Pan-Seared Mahi-Mahi Foil Pack
Recipe, photo, and blog by Hunter Dycus
- Mahi-Mahi Fillets
- Your choice of cooking oil
- 1/3 Head of cauliflower (riced)
- 1/3 Bundle of asparagus
- 1/2 cup of diced carrot
- 1/2 cup of peas
- Aluminum/Tin Foil
- Spice to taste; (Lemon Pepper, Dill, Cajun, Salt/Pepper, Paprika, Powdered Chicken Broth)
Packing a meal for your adventures can be a daunting task. There are so many factors to take into place while planning meals for hikes, climbs, etc. – weight, packaging, nutrients, calories, and so much more. How do you eat while adventuring without consuming copious amounts of chips, granola bars, and trail mix?
What if I told you that there is a way to bring an amazingly delicious, lightweight meal packed with nutrients, and minimal packaging on your adventures? This Pan-Seared Mahi-Mahi is just the thing! It’s perfect pre-cooked, wrapped in foil, frozen, and taken on your adventures to cook over a campfire; but don’t let that stop you from eating it immediately after cooking!
Start by getting your skillet hot – I use a flat-top griddle, it’s so convenient! You’ll want some hot metal before you coat it with 1 tbsp of your choice of cooking oil. If your fish fillets have skin, cook the majority of it skin-side down at medium-high heat. This will ensure you get a nice, crispy skin without overcooking the fish. Once cooking, start seasoning the top half of your fillet – get creative, salt and pepper, lemon-pepper with paprika, or cajun with dill are all great seasonings for Mahi-Mahi. Everyone has different taste, explore your options and spice accordingly. Depending on the size of your fish, cook time will vary from 5-10 minutes.
After your fish is cooked, place in tin/aluminum foil with your favorite sides. I HIGHLY recommend cauliflower rice (cooked with powdered chicken broth and pepper, add carrots and peas) and asparagus (drizzled with oil, lemon-pepper, and dill) [pictured]. But you can change it up and use zucchini, broccoli, bean sprouts; whatever sounds good to you! Wrap your meal up tightly in foil and place it in the freezer. This should hold for a minimum of 14 days frozen.
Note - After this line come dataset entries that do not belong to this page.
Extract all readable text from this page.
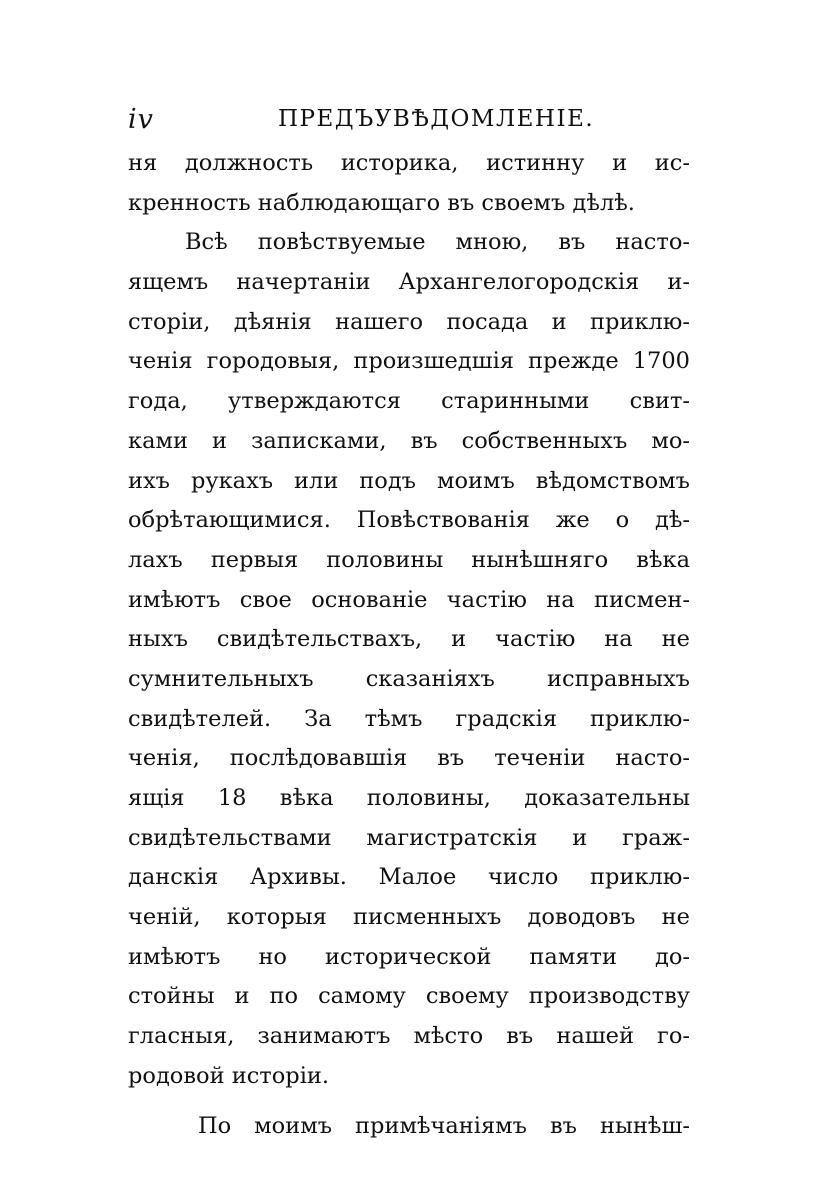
iv	ПРЕДЪУВѢДОМЛЕНІЕ.
ня должность историка, истинну и ис-
кренность наблюдающаго въ своемъ дѣлѣ.
Всѣ повѣствуемые мною, въ насто-
ящемъ начертаніи Архангелогородскія и-
сторіи, дѣянія нашего посада и приклю-
ченія городовыя, произшедшія прежде 1700
года, утверждаются старинными свит-
ками и записками, въ собственныхъ мо-
ихъ рукахъ или подъ моимъ вѣдомствомъ
обрѣтающимися. Повѣствованія же о дѣ-
лахъ первыя половины нынѣшняго вѣка
имѣютъ свое основаніе частію на писмен-
ныхъ свидѣтельствахъ, и частію на не
сумнительныхъ сказаніяхъ исправныхъ
свидѣтелей. За тѣмъ градскія приклю-
ченія, послѣдовавшія въ теченіи насто-
ящія 18 вѣка половины, доказательны
свидѣтельствами магистратскія и граж-
данскія Архивы. Малое число приклю-
ченій, которыя писменныхъ доводовъ не
имѣютъ но исторической памяти до-
стойны и по самому своему производству
гласныя, занимаютъ мѣсто въ нашей го-
родовой исторіи.
По моимъ примѣчаніямъ въ нынѣш-
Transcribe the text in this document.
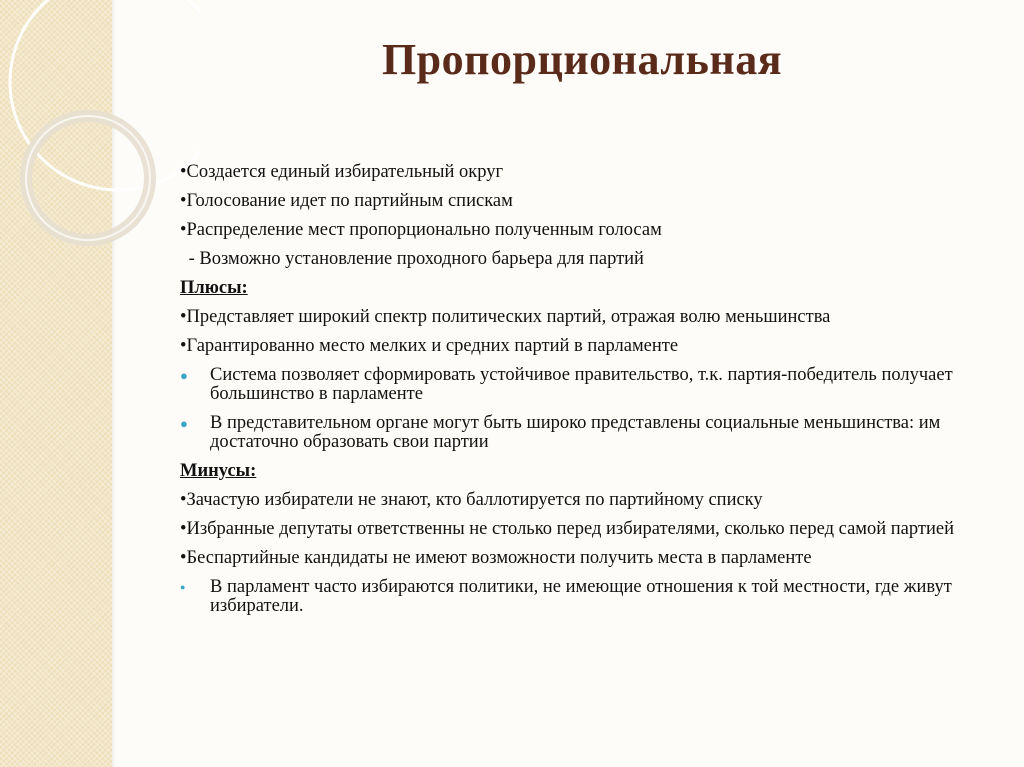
Пропорциональная
•Создается единый избирательный округ
•Голосование идет по партийным спискам
•Распределение мест пропорционально полученным голосам
- Возможно установление проходного барьера для партий
Плюсы:
•Представляет широкий спектр политических партий, отражая волю меньшинства
•Гарантированно место мелких и средних партий в парламенте
● Система позволяет сформировать устойчивое правительство, т.к. партия-победитель получает большинство в парламенте
● В представительном органе могут быть широко представлены социальные меньшинства: им достаточно образовать свои партии
Минусы:
•Зачастую избиратели не знают, кто баллотируется по партийному списку
•Избранные депутаты ответственны не столько перед избирателями, сколько перед самой партией
•Беспартийные кандидаты не имеют возможности получить места в парламенте
● В парламент часто избираются политики, не имеющие отношения к той местности, где живут избиратели.
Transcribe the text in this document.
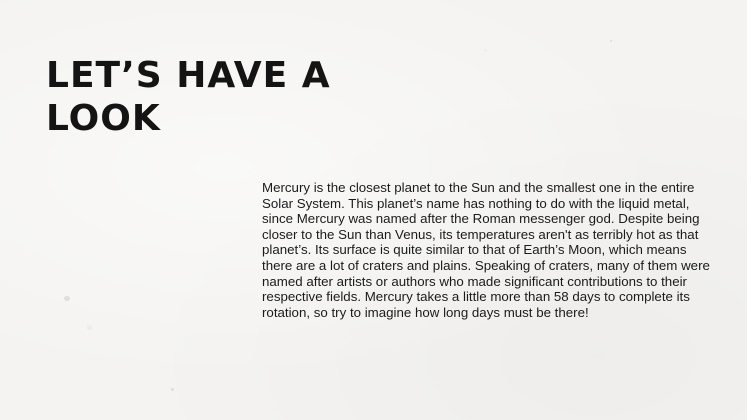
LET’S HAVE A
LOOK

Mercury is the closest planet to the Sun and the smallest one in the entire Solar System. This planet’s name has nothing to do with the liquid metal, since Mercury was named after the Roman messenger god. Despite being closer to the Sun than Venus, its temperatures aren't as terribly hot as that planet’s. Its surface is quite similar to that of Earth’s Moon, which means there are a lot of craters and plains. Speaking of craters, many of them were named after artists or authors who made significant contributions to their respective fields. Mercury takes a little more than 58 days to complete its rotation, so try to imagine how long days must be there!
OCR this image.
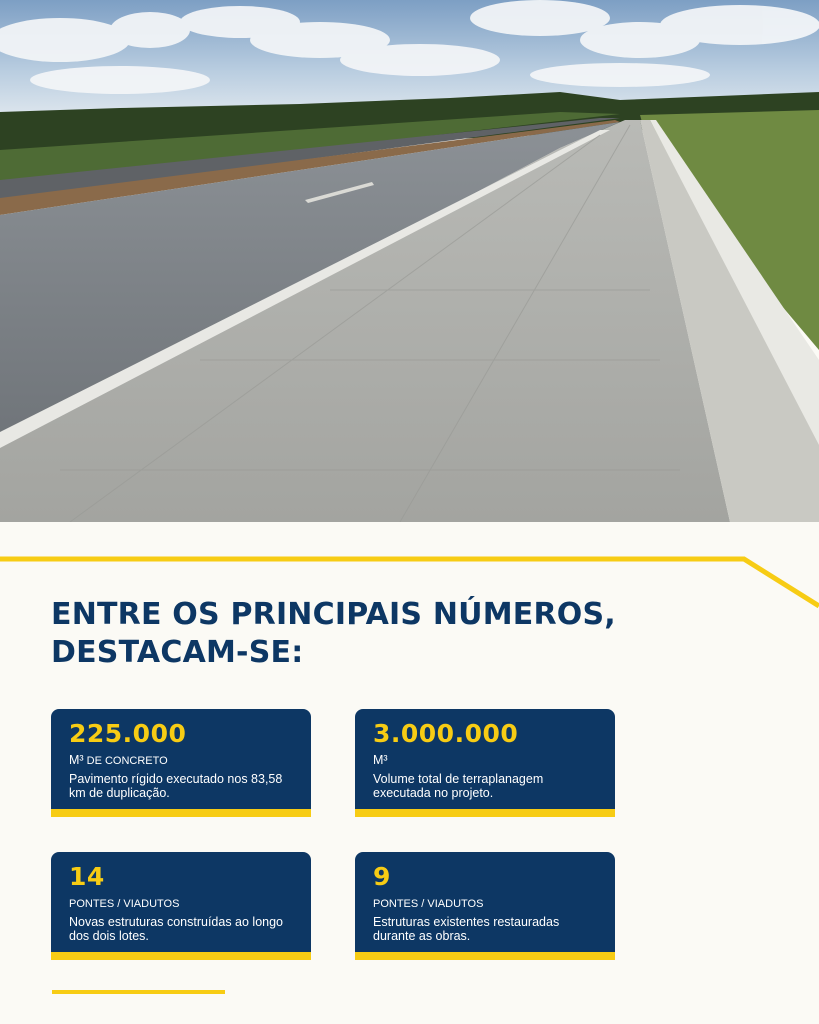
ENTRE OS PRINCIPAIS NÚMEROS,
DESTACAM-SE:
225.000
M³ DE CONCRETO
Pavimento rígido executado nos 83,58 km de duplicação.
3.000.000
M³
Volume total de terraplanagem executada no projeto.
14
PONTES / VIADUTOS
Novas estruturas construídas ao longo dos dois lotes.
9
PONTES / VIADUTOS
Estruturas existentes restauradas durante as obras.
Here comes the best part – when you’re ready for your next adventure, chuck one of these frozen foil packs in your backpack and throw it over an open fire when you’re ready to eat. The convenient packaging becomes the plate and compresses into a very small wad when you’re done.
Side note: While not convenient for “on-the-go” – A super simple spicy mayo (1-part mayo to 1-part sriracha) is the perfect finisher to this amazing meal!